Toplum ve çevreyle olan münasebetlerin önemi

İnsan, yaşantısında farklı konum ve davranışlar ortaya koyan bir yaratıktır.

Dengeli bir hayat; şahsî ve toplum hayatının fıtratına uygun bir tarzla mümkündür.

İnsan, hemcinsleriyle birlikte yaşama özelliğine sahip bir canlıdır. Medeni dünya, binlerce ihtiyacı olan insanların yaşadığı bir alan. Bu ihtiyaçlarını dünyanın her köşesindeki “hemcinslerinden” karşılayan insanın mecburî irtibat ve paylaşımlarını gerekli kılan kaçınılmaz bir hayat şartları ve yaşantı var.

Bu anlayış ve hükümlerin en güzelleri Kur’ân’da, İslâmiyette var olduğu açıktır. Bunu en mükemmel tatbik eden öğreten son peygamber Hz Muhammed’dir. (asm)

Hayatının her anında Kur’ân’ı ve sünneti tavizsiz tek rehber edip ona uygun hareket eden ve asra damgasını vuran bir Bediüzzaman gerçeği var. Bir müçtehid, âlim, müfessir, hoca, üstad, ulema unvanları ile anılmasına rağmen, yaşadığı devirde, sosyal hayata katkısıyla Üstad Bediüzzaman’da bunun en güzel öneklerini görmekteyiz. Lâhikalarındaki tesbitler en güzel örneklerdir.

Muhataplarına, aile efradına, Nurlar’a, katkı yapanlara karşı, o tatlı, nazik, candan ve hasbi hitaplar!
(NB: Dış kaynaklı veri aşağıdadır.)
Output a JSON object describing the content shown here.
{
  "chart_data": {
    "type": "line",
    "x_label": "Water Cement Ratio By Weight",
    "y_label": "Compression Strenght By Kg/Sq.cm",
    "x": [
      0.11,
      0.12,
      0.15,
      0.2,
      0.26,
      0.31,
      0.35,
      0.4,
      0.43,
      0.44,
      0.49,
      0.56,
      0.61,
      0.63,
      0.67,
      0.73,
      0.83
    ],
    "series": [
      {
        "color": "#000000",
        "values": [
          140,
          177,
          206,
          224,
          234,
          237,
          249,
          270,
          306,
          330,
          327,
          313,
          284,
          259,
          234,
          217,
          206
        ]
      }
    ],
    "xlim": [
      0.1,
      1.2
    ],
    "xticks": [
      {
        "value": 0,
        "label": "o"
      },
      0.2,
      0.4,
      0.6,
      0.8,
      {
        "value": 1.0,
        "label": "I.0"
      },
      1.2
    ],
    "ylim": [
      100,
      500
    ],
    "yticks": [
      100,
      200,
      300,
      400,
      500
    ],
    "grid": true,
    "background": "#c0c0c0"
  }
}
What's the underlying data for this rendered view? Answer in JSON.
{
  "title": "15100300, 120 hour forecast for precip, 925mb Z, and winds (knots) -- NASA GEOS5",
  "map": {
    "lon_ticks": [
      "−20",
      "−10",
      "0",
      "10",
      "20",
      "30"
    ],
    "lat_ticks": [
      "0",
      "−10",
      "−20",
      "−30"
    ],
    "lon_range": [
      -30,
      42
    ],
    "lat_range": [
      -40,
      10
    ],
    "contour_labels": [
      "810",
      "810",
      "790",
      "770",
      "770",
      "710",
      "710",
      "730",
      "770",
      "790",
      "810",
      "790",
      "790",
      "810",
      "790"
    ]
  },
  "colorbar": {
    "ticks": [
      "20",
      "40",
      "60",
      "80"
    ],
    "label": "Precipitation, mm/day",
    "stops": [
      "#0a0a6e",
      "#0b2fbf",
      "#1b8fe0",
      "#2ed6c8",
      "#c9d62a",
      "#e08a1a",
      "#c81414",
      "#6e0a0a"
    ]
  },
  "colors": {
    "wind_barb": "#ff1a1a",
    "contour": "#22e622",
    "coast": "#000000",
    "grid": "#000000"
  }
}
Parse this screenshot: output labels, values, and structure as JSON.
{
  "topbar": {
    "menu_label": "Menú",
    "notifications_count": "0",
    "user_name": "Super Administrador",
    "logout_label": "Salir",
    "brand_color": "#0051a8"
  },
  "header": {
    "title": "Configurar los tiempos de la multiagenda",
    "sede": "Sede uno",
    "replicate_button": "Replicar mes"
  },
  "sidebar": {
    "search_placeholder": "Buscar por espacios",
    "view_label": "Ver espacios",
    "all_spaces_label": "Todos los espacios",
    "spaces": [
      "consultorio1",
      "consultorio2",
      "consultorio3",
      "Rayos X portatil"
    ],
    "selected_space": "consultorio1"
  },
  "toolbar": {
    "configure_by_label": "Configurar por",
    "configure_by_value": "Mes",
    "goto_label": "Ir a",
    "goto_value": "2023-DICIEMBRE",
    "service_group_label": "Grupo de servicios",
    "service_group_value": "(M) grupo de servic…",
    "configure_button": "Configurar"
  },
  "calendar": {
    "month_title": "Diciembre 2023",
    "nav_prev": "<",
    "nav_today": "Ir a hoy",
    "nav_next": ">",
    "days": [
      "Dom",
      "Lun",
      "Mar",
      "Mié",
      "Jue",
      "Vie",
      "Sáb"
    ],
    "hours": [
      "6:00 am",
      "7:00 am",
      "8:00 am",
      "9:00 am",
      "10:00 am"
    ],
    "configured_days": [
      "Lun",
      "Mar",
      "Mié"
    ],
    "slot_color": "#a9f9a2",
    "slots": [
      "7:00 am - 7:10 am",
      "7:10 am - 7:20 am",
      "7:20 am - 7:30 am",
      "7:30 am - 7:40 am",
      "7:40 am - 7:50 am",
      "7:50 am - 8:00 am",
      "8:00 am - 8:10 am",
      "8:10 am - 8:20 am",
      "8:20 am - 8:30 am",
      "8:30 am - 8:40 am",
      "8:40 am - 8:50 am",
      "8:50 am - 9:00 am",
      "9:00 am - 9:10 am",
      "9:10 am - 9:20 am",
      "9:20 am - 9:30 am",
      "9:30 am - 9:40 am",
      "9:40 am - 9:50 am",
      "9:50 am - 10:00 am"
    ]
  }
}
Verilen değer, takdir, tebşir ve tebrikler, insanî boyutu hatırlatan harika vesikalar!

O kadar çok örnek var ki; meselâ, Hıristiyanlık dünyasının dinî lideri papadan tutun da, Türkiye sınırları içerisinde her kademedeki siyasetçisinden, bürokratına, köylüsünden esnafına, kadınından, çocuğuna kadar bizzat alâkadar olan, eserlerinin her yerinde bütün insan guruplarına en samimî duygularla hitap edip rehberlik ve önderlik yapan bir “dehanın” dâvâsı için yaptıklarını onun yolunda olanlar bu mesajların tatbiki yönüne de bakıp uygulamak zorunda olmalılar.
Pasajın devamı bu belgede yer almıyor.